A whitewashed marabout shrine on a headland 25 kilometres south of Essaouira, surrounded by one of the emptiest beaches in Morocco. The saint buried here is associated with healing the deaf and mute. Pilgrims come. Surfers come. Both find what they came for.

A fishing village and saint's shrine 25 kilometres south of Essaouira, at the point where the surfable coast begins. The beach is enormous — a crescent of hard-packed sand stretching for kilometres in both directions, backed by dunes and argan scrub.

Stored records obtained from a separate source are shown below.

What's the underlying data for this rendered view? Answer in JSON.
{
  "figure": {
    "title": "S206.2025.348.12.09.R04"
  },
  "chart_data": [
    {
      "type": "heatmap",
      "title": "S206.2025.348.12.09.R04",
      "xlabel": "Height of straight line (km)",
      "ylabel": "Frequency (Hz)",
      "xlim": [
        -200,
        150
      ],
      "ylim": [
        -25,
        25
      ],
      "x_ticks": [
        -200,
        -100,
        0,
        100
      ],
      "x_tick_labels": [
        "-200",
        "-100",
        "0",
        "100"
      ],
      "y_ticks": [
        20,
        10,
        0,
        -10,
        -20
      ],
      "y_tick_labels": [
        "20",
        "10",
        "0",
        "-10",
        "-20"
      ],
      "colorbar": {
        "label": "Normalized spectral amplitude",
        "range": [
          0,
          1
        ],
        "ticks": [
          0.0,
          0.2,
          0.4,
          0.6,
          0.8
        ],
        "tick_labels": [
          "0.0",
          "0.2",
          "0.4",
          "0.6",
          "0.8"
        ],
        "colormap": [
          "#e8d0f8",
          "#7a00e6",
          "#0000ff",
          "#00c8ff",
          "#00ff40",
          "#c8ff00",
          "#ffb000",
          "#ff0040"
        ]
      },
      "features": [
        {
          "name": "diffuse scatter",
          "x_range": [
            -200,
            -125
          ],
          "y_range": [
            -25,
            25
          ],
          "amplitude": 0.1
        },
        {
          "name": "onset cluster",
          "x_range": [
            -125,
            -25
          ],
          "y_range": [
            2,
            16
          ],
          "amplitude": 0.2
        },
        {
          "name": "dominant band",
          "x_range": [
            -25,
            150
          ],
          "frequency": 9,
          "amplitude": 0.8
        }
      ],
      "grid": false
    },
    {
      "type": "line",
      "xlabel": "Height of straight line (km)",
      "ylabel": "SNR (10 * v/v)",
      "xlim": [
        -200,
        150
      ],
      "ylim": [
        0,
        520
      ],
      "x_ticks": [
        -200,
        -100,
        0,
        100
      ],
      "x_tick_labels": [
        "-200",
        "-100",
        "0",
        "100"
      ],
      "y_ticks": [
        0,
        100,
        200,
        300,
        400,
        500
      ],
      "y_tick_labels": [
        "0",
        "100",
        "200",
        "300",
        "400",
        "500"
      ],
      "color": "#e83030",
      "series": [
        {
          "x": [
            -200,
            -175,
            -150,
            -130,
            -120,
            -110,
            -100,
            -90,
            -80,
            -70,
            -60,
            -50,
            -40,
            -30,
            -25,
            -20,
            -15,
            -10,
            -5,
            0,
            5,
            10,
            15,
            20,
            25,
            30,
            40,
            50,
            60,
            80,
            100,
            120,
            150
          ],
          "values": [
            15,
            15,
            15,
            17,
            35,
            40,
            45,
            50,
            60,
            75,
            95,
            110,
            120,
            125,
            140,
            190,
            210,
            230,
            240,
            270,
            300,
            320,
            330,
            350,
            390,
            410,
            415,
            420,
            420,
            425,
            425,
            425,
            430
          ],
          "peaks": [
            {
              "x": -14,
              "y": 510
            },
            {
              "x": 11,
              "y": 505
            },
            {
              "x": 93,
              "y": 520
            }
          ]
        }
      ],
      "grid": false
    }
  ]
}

The marabout of Sidi Kaouki sits on the headland above the village. It is a whitewashed domed shrine typical of Morocco's thousands of local saints — places where Sufism meets older traditions of landscape veneration. Fishermen pray here before putting to sea. The shrine is not open to non-Muslims, but the setting — white dome against blue sky against brown cliff — is one of the most photographed on the coast.

The village has been colonised by the surf and yoga economy. Several small hotels and surf camps operate between the village and the beach. The wind is even stronger here than in Essaouira — the alizé is unobstructed. In summer the sand stings. In winter the beach empties and the waves improve.

The name Sidi Kaouki may derive from a Berber root meaning "burned" — a reference to the sun-blasted landscape. Or it may be the name of the saint. As with most Moroccan place names, the etymology is a negotiation between Arabic, Tamazight, and time.